Equivalence relation on Vector Space

[ych22]

Let W be a subspace of a vector space V. We define a relation v~w if v-w is an element of W.

It can be shown that ~ is an equivalence relation on V.

Suppose that V is R^2. Say W1 is a representative of the equivalence class that includes (1,0). Say W2 is a representative of the equivalence class that includes (0,1). Obviously the zero vector is related to (1,0) and (0,1).

But either two equivalence classes are similar, or they are disjoint. Am I missing something out?

 

[Fredrik]

When you specified V=ℝ², you didn't specify the subspace. Suppose that W={(x,0)|x in ℝ}. Now the equivalence class that contains (1,0) (which can be written as [(1,0)] but is more commonly written as (1,0)+W) is =W. (0,1) on the other hand, is a member of (0,1)+W, which is disjoint from W.

In this case, the subspace W is the x axis, which is a horizontal line in a diagram of the xy-plane. All of the equivalence classes are horizonal lines.

 

[HallsofIvy]

Let W be a subspace of a vector space V. We define a relation v~w if v-w is an element of W.

It can be shown that ~ is an equivalence relation on V.

Suppose that V is R^2. Say W1 is a representative of the equivalence class that includes (1,0). Say W2 is a representative of the equivalence class that includes (0,1). Obviously the zero vector is related to (1,0) and (0,1).

Let W be the subspace spanned by (1, 1) (that is all (x, x)). The 0 vector (0, 0) is NOT equivalent to either (1, 0) or (0,1). If fact, it is easy to show that, no matter what W is, a vector is equivalent to (0, 0) if and only if it is in W.

But either two equivalence classes are similar, or they are disjoint. Am I missing something out?

Are you under the impression that these equivalence classes are themselves subspaces- and so all contain the 0 vector? That's not true. Of all the equivalence classes defined by W, only W itself is a subspace.

For example, in R², all (non-trivial) subspaces are lines through the origin. The various equivalence classes defined by such a subspace are lines parallel to that line. So that all of them except the subspace itself are NOT through the origin, do NOT include (0, 0), and so are not subspaces.

 

[Landau]

Obviously the zero vector is related to (1,0) and (0,1).

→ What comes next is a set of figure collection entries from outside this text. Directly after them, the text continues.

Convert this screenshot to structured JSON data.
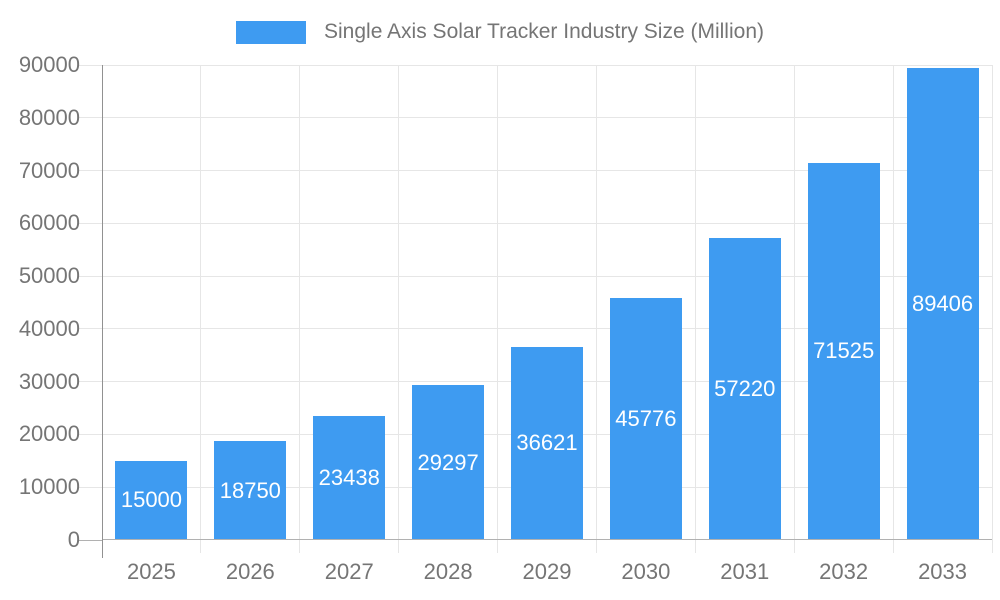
{
  "chart_data": {
    "type": "bar",
    "title": "Single Axis Solar Tracker Industry Size (Million)",
    "categories": [
      "2025",
      "2026",
      "2027",
      "2028",
      "2029",
      "2030",
      "2031",
      "2032",
      "2033"
    ],
    "values": [
      15000,
      18750,
      23438,
      29297,
      36621,
      45776,
      57220,
      71525,
      89406
    ],
    "series": [
      {
        "name": "Single Axis Solar Tracker Industry Size (Million)",
        "values": [
          15000,
          18750,
          23438,
          29297,
          36621,
          45776,
          57220,
          71525,
          89406
        ]
      }
    ],
    "xlabel": "",
    "ylabel": "",
    "ylim": [
      0,
      90000
    ],
    "ytick_step": 10000,
    "ytick_labels": [
      "0",
      "10000",
      "20000",
      "30000",
      "40000",
      "50000",
      "60000",
      "70000",
      "80000",
      "90000"
    ],
    "grid": true,
    "legend_position": "top",
    "value_labels_shown": true,
    "value_label_position": "center-inside-bar"
  },
  "colors": {
    "bar": "#3E9BF1",
    "value_label": "#FFFFFF",
    "axis_text": "#757575",
    "grid": "#E6E6E6",
    "baseline": "#B1B1B1",
    "axis_line": "#919191",
    "background": "#FFFFFF"
  }
}
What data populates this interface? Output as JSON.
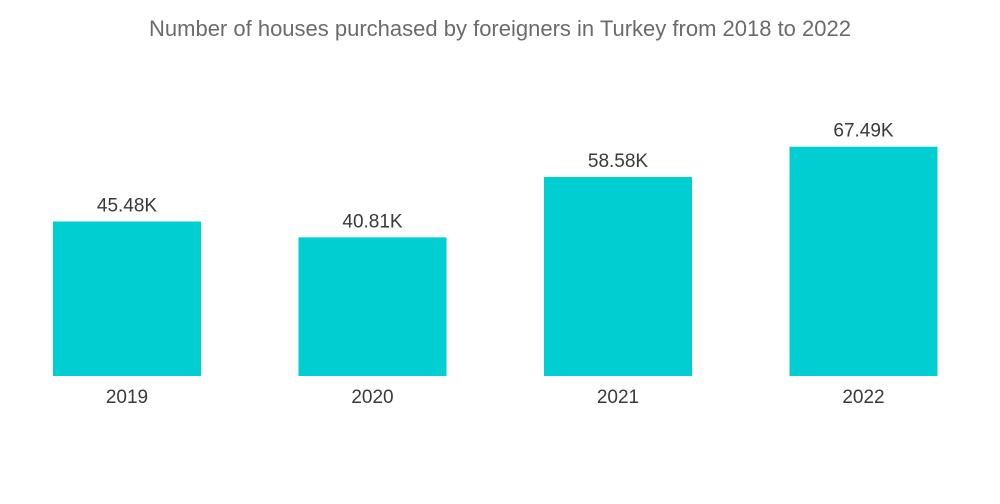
{
  "chart_data": {
    "type": "bar",
    "title": "Number of houses purchased by foreigners in Turkey from 2018 to 2022",
    "categories": [
      "2019",
      "2020",
      "2021",
      "2022"
    ],
    "values": [
      45.48,
      40.81,
      58.58,
      67.49
    ],
    "value_labels": [
      "45.48K",
      "40.81K",
      "58.58K",
      "67.49K"
    ],
    "xlabel": "",
    "ylabel": "",
    "ylim": [
      0,
      68
    ],
    "grid": false,
    "legend": "none",
    "bar_color": "#00CED1"
  }
}
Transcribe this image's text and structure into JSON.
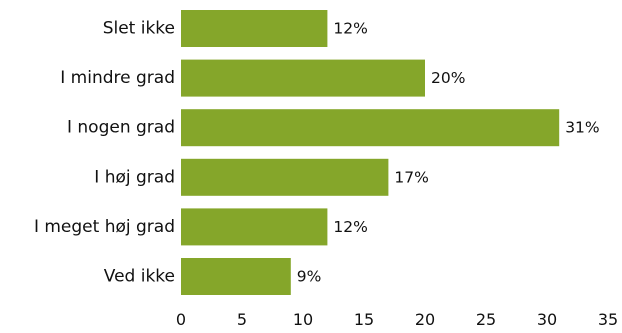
{
  "chart_data": {
    "type": "bar",
    "orientation": "horizontal",
    "categories": [
      "Slet ikke",
      "I mindre grad",
      "I nogen grad",
      "I høj grad",
      "I meget høj grad",
      "Ved ikke"
    ],
    "values": [
      12,
      20,
      31,
      17,
      12,
      9
    ],
    "data_labels": [
      "12%",
      "20%",
      "31%",
      "17%",
      "12%",
      "9%"
    ],
    "xlim": [
      0,
      35
    ],
    "xticks": [
      0,
      5,
      10,
      15,
      20,
      25,
      30,
      35
    ],
    "xtick_labels": [
      "0",
      "5",
      "10",
      "15",
      "20",
      "25",
      "30",
      "35"
    ],
    "grid": false,
    "legend": "none",
    "bar_color": "#85a62a"
  }
}
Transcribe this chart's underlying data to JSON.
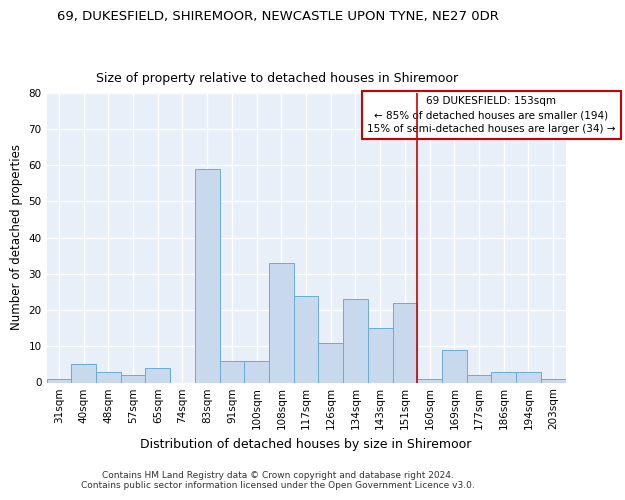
{
  "title1": "69, DUKESFIELD, SHIREMOOR, NEWCASTLE UPON TYNE, NE27 0DR",
  "title2": "Size of property relative to detached houses in Shiremoor",
  "xlabel": "Distribution of detached houses by size in Shiremoor",
  "ylabel": "Number of detached properties",
  "categories": [
    "31sqm",
    "40sqm",
    "48sqm",
    "57sqm",
    "65sqm",
    "74sqm",
    "83sqm",
    "91sqm",
    "100sqm",
    "108sqm",
    "117sqm",
    "126sqm",
    "134sqm",
    "143sqm",
    "151sqm",
    "160sqm",
    "169sqm",
    "177sqm",
    "186sqm",
    "194sqm",
    "203sqm"
  ],
  "values": [
    1,
    5,
    3,
    2,
    4,
    0,
    59,
    6,
    6,
    33,
    24,
    11,
    23,
    15,
    22,
    1,
    9,
    2,
    3,
    3,
    1
  ],
  "bar_color": "#c8d9ed",
  "bar_edge_color": "#6aabd6",
  "vline_x_index": 14,
  "vline_color": "#cc0000",
  "annotation_text": "69 DUKESFIELD: 153sqm\n← 85% of detached houses are smaller (194)\n15% of semi-detached houses are larger (34) →",
  "annotation_box_color": "#cc0000",
  "ylim": [
    0,
    80
  ],
  "yticks": [
    0,
    10,
    20,
    30,
    40,
    50,
    60,
    70,
    80
  ],
  "background_color": "#e8eff8",
  "grid_color": "#ffffff",
  "footer": "Contains HM Land Registry data © Crown copyright and database right 2024.\nContains public sector information licensed under the Open Government Licence v3.0.",
  "title1_fontsize": 9.5,
  "title2_fontsize": 9,
  "xlabel_fontsize": 9,
  "ylabel_fontsize": 8.5,
  "tick_fontsize": 7.5,
  "annotation_fontsize": 7.5,
  "footer_fontsize": 6.5
}
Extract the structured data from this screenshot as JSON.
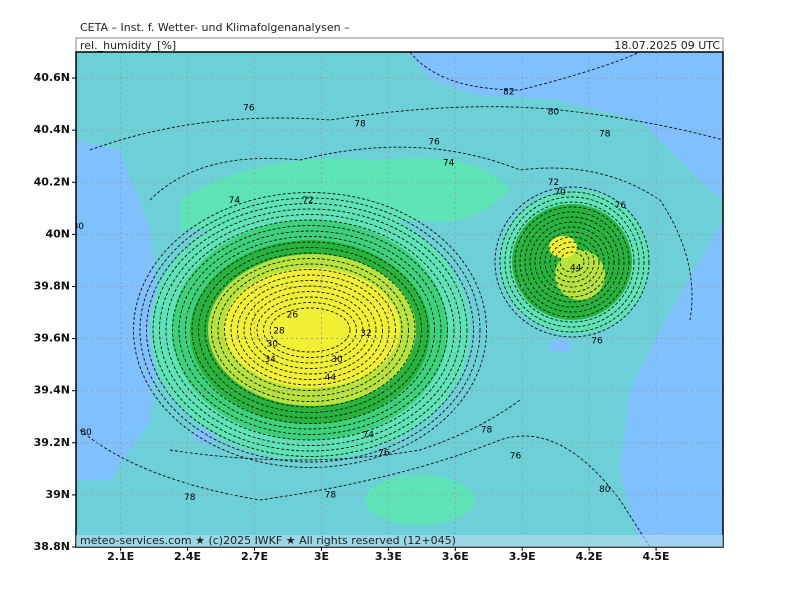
{
  "header": {
    "institute": "CETA – Inst. f. Wetter- und Klimafolgenanalysen –",
    "field": "rel._humidity_[%]",
    "valid": "18.07.2025 09 UTC"
  },
  "footer": "meteo-services.com ★ (c)2025 IWKF ★ All rights reserved (12+045)",
  "map": {
    "xlim": [
      1.9,
      4.8
    ],
    "ylim": [
      38.8,
      40.7
    ],
    "grid": true,
    "xticks": [
      {
        "value": 2.1,
        "label": "2.1E"
      },
      {
        "value": 2.4,
        "label": "2.4E"
      },
      {
        "value": 2.7,
        "label": "2.7E"
      },
      {
        "value": 3.0,
        "label": "3E"
      },
      {
        "value": 3.3,
        "label": "3.3E"
      },
      {
        "value": 3.6,
        "label": "3.6E"
      },
      {
        "value": 3.9,
        "label": "3.9E"
      },
      {
        "value": 4.2,
        "label": "4.2E"
      },
      {
        "value": 4.5,
        "label": "4.5E"
      }
    ],
    "yticks": [
      {
        "value": 38.8,
        "label": "38.8N"
      },
      {
        "value": 39.0,
        "label": "39N"
      },
      {
        "value": 39.2,
        "label": "39.2N"
      },
      {
        "value": 39.4,
        "label": "39.4N"
      },
      {
        "value": 39.6,
        "label": "39.6N"
      },
      {
        "value": 39.8,
        "label": "39.8N"
      },
      {
        "value": 40.0,
        "label": "40N"
      },
      {
        "value": 40.2,
        "label": "40.2N"
      },
      {
        "value": 40.4,
        "label": "40.4N"
      },
      {
        "value": 40.6,
        "label": "40.6N"
      }
    ],
    "contour_labels": [
      {
        "value": 76,
        "lon": 2.675,
        "lat": 40.485
      },
      {
        "value": 78,
        "lon": 3.173,
        "lat": 40.424
      },
      {
        "value": 82,
        "lon": 3.84,
        "lat": 40.546
      },
      {
        "value": 80,
        "lon": 4.04,
        "lat": 40.47
      },
      {
        "value": 78,
        "lon": 4.27,
        "lat": 40.385
      },
      {
        "value": 76,
        "lon": 3.505,
        "lat": 40.355
      },
      {
        "value": 74,
        "lon": 3.57,
        "lat": 40.274
      },
      {
        "value": 74,
        "lon": 2.61,
        "lat": 40.13
      },
      {
        "value": 72,
        "lon": 2.94,
        "lat": 40.13
      },
      {
        "value": 72,
        "lon": 4.04,
        "lat": 40.2
      },
      {
        "value": 70,
        "lon": 4.07,
        "lat": 40.16
      },
      {
        "value": 76,
        "lon": 4.34,
        "lat": 40.11
      },
      {
        "value": 80,
        "lon": 1.91,
        "lat": 40.03
      },
      {
        "value": 26,
        "lon": 2.87,
        "lat": 39.69
      },
      {
        "value": 28,
        "lon": 2.81,
        "lat": 39.63
      },
      {
        "value": 30,
        "lon": 2.78,
        "lat": 39.58
      },
      {
        "value": 32,
        "lon": 3.2,
        "lat": 39.62
      },
      {
        "value": 34,
        "lon": 2.77,
        "lat": 39.52
      },
      {
        "value": 30,
        "lon": 3.07,
        "lat": 39.52
      },
      {
        "value": 44,
        "lon": 3.04,
        "lat": 39.45
      },
      {
        "value": 44,
        "lon": 4.14,
        "lat": 39.87
      },
      {
        "value": 76,
        "lon": 4.235,
        "lat": 39.59
      },
      {
        "value": 78,
        "lon": 3.74,
        "lat": 39.25
      },
      {
        "value": 74,
        "lon": 3.21,
        "lat": 39.23
      },
      {
        "value": 76,
        "lon": 3.28,
        "lat": 39.16
      },
      {
        "value": 76,
        "lon": 3.87,
        "lat": 39.15
      },
      {
        "value": 80,
        "lon": 1.945,
        "lat": 39.24
      },
      {
        "value": 78,
        "lon": 2.41,
        "lat": 38.99
      },
      {
        "value": 78,
        "lon": 3.04,
        "lat": 39.0
      },
      {
        "value": 80,
        "lon": 4.27,
        "lat": 39.02
      }
    ]
  }
}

No, this is not obviously so. 0 being related to (1,0) means that their difference is an element of W. But that difference is precisely (up to sign) (1,0) itself. In other words, 0 is related to v if and only if $v\in W$. So you are in fact asserting that 'obviously (1,0) and (0,1) are in W'.

 

[blue_raver22]

I can confirm that the definition of ~ as an equivalence relation on a vector space is accurate. In this case, the relation ~ is reflexive, symmetric, and transitive, which are the three properties required for an equivalence relation.

As for your question about the equivalence classes, it is important to note that the equivalence classes are not necessarily similar to each other. In this case, the equivalence class containing (1,0) is related to the equivalence class containing (0,1) through the zero vector. This does not mean that these two equivalence classes are the same or similar, but rather they are related through the subspace W.

In general, equivalence classes are used to group together elements that share a common property or relation, but they do not necessarily have to be identical or similar to each other. In the context of vector spaces, the equivalence classes are used to group together elements that are related through the subspace W, but they may have different values or coordinates.

Therefore, you are not missing anything out, but it is important to understand that equivalence classes in this context are not necessarily similar or identical. They are simply a way to group together elements that are related through the subspace W.